此方法使得能够获得直径为1μm~3mm且比表面积相对较高的气凝胶微球。然而,正如利用超临界流体进行干燥这个步骤,其具有需要使用矿物油或有机溶剂(这是昂贵的)这一缺点。
文献US-A1-2012/0286217还描述了合成多孔碳纳米球的方法,其依次包括对诸如间苯二酚-甲醛等前体的混合物添加水,使水与有机溶剂交换,干燥以提取此溶剂,并且将所得气凝胶碳化。
后一种方法具有在干燥步骤之前需要有机溶剂的缺点。此外,气凝胶以可能造成毒性问题的纳米颗粒形式获得。最后,材料的孔隙度是不确定的。
本发明的目的是提供能够直接以微粒的形式形成非整体型有机气凝胶的凝胶状、交联且未干燥的水性聚合物组合物,其在通过简单且廉价的方法获得的同时克服了上述缺点,并且具有不需要使用有机溶剂或超临界干燥的快速干燥。

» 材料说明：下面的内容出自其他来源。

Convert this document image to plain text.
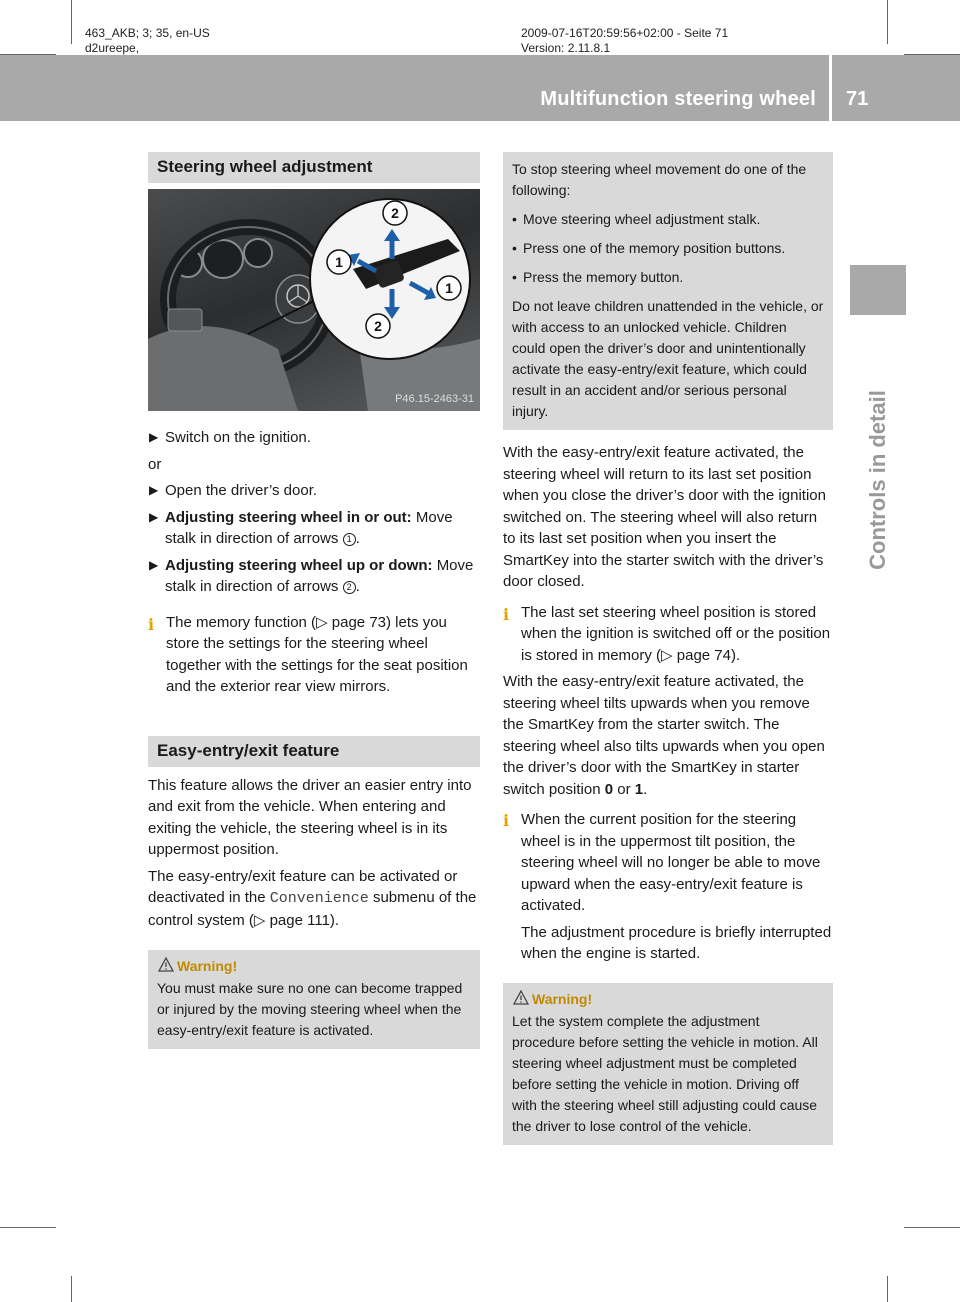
463_AKB; 3; 35, en-US
d2ureepe,
2009-07-16T20:59:56+02:00 - Seite 71
Version: 2.11.8.1
Multifunction steering wheel 71
Controls in detail
Steering wheel adjustment
2
1
1
2
P46.15-2463-31

▶ Switch on the ignition.

or

▶ Open the driver’s door.

▶ Adjusting steering wheel in or out: Move stalk in direction of arrows 1 .

▶ Adjusting steering wheel up or down: Move stalk in direction of arrows 2 .

i The memory function (▷ page 73) lets you store the settings for the steering wheel together with the settings for the seat position and the exterior rear view mirrors.

Easy-entry/exit feature

This feature allows the driver an easier entry into and exit from the vehicle. When entering and exiting the vehicle, the steering wheel is in its uppermost position.

The easy-entry/exit feature can be activated or deactivated in the Convenience submenu of the control system (▷ page 111).

Warning!

You must make sure no one can become trapped or injured by the moving steering wheel when the easy-entry/exit feature is activated.

To stop steering wheel movement do one of the following:

• Move steering wheel adjustment stalk.

• Press one of the memory position buttons.

• Press the memory button.

Do not leave children unattended in the vehicle, or with access to an unlocked vehicle. Children could open the driver’s door and unintentionally activate the easy-entry/exit feature, which could result in an accident and/or serious personal injury.

With the easy-entry/exit feature activated, the steering wheel will return to its last set position when you close the driver’s door with the ignition switched on. The steering wheel will also return to its last set position when you insert the SmartKey into the starter switch with the driver’s door closed.

i The last set steering wheel position is stored when the ignition is switched off or the position is stored in memory (▷ page 74).

With the easy-entry/exit feature activated, the steering wheel tilts upwards when you remove the SmartKey from the starter switch. The steering wheel also tilts upwards when you open the driver’s door with the SmartKey in starter switch position 0 or 1.

i When the current position for the steering wheel is in the uppermost tilt position, the steering wheel will no longer be able to move upward when the easy-entry/exit feature is activated.

The adjustment procedure is briefly interrupted when the engine is started.

Warning!

Let the system complete the adjustment procedure before setting the vehicle in motion. All steering wheel adjustment must be completed before setting the vehicle in motion. Driving off with the steering wheel still adjusting could cause the driver to lose control of the vehicle.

此目的的实现在于,本申请人刚好发现,出乎意料地,在RF前体和水溶性阳离子型聚电解质P的水性相中预先溶解,然后将通过此溶解获得的预聚物沉淀,随后将预聚物溶液在水中稀释,使得能够获得流变流体化(剪切稀化)物理凝胶的微粒的水性分散液,其通过交联以及随后的简单烘箱干燥而以高产率形成粉末状气凝胶以及其多孔碳的热解物,尽管如此分散,但其孔隙度和比表面积都非常高,并且主要是微孔性的。
因此,基于至少部分由多羟基苯R和甲醛F的缩聚而得的树脂并包含至少一种水溶性阳离子型聚电解质P的本发明的凝胶状、交联且未干燥的水性组合物是由在水性介质中交联的流变流体化物理凝胶微粒的水性分散液形成的组合物。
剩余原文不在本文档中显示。